In high school I did quite well on IQ tests but was a bit thick when it came to math, sports, maturity, and a pile of basic life skills. I also knew lower-scoring students who sported many of the natural abilities I lacked. As well, I hung out with some highly creative friends who were paragons of lousy decision-making. I began to realize there were other kinds of intelligence (or lack of it) that didn't show up on the standard tests. Later on, Howard Gardner's book "Frames of Mind--the Theory of Multiple Intelligences," threw some light on my observations.  

Gardner identified different types of intelligence--linguistic, musical, logical-mathematical, spatial, bodily-kinesthetic, and others. He includes art in the spatial realm.

It may take an artist to truly define artistic intelligence. Gardner wisely turned to Michelangelo, Leonardo, van Gogh, Picasso and others. The critic Clive Bell thought that creators like Picasso "belonged to another order of beings that were a species different from the common." The assets most often mentioned by artists are feeling, contemplation, imagination, sentimentality, memory, action--as well as drawing, form, design and colour. "The shop talk of artists," says Gardner, "dwells on the qualities of the perceptual world."

The writer G. K. Chesterton stated "There is a road from the eye to the heart that does not go through the intellect." This gives a clue to creative intelligence. While artists may find it difficult to be analytical and concrete, their form of intelligence can fly intuitively and directly to the emotions of others. Often energetic and impulsive, it can act quickly.

Artistic intelligences often contain a trait called empathy. Sensitive to and often bedazzled by Nature, human nature and the greater world, creators can also be vulnerable to exploitation by those with more standard intelligences.  

Here's something to think about: Because artistic intelligences often hold dollops of imagination, the world of the artist can appear greater and more wonderful than the real world. To bear fruit, the creative imagination has to be harnessed by intelligent life-skills--like hard work, focus and practicalities. These skills may need to be learned.

Best regards,

Robert

PS: "A really intelligent man feels what other men only know." (Baron de Montesquieu)
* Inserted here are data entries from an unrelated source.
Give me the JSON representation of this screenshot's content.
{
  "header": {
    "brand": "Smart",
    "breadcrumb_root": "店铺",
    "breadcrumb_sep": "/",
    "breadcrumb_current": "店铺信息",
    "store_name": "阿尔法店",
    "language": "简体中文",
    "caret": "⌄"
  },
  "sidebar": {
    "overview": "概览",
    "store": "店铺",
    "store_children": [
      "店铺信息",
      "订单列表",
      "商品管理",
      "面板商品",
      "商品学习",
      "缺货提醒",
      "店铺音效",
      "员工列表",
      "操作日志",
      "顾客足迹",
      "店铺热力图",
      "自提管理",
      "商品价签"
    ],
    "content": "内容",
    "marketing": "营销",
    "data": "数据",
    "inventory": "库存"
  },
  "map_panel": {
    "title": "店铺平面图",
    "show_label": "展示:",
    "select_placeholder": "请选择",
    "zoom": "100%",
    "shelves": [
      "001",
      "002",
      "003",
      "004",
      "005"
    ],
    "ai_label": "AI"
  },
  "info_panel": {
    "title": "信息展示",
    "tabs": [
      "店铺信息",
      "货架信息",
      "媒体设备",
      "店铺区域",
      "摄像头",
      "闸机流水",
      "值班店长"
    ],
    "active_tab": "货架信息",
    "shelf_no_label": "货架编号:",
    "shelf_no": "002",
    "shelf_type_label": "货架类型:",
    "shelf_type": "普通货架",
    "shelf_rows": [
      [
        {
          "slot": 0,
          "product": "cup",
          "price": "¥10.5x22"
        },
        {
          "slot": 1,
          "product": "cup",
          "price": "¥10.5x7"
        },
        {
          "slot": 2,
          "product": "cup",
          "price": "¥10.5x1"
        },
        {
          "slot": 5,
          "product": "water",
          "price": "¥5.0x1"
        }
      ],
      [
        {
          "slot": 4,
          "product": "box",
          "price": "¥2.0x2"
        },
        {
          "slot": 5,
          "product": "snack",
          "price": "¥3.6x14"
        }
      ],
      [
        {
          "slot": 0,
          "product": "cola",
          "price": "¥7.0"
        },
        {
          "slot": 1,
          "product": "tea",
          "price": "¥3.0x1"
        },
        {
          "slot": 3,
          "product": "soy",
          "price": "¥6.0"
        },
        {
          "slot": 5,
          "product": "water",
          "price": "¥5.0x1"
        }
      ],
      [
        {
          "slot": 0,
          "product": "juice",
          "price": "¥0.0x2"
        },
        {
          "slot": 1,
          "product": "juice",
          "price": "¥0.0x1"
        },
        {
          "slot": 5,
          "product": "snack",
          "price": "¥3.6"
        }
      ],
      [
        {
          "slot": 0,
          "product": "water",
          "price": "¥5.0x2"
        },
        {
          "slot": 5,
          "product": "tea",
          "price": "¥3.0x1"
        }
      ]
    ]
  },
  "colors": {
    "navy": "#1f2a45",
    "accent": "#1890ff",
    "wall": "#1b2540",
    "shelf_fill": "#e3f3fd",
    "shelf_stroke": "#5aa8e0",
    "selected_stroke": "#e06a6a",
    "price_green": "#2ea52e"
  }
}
Esoterica:  It's been my observation that the artistically intelligent may have to teach themselves to strategize. Strategy means planning--hours, days, years ahead. Lack of strategy is the Achilles heel of self-employment in sensitive pursuits. This time of year we are accepting confidential 2009 New Year's Resolutions from our readers. We are also returning those Resolutions that have been entrusted to us for the past 365 days. If you sent one this time last year, it will be back in your inbox in the next few days. It's my sincere wish that you have a Happy New Year.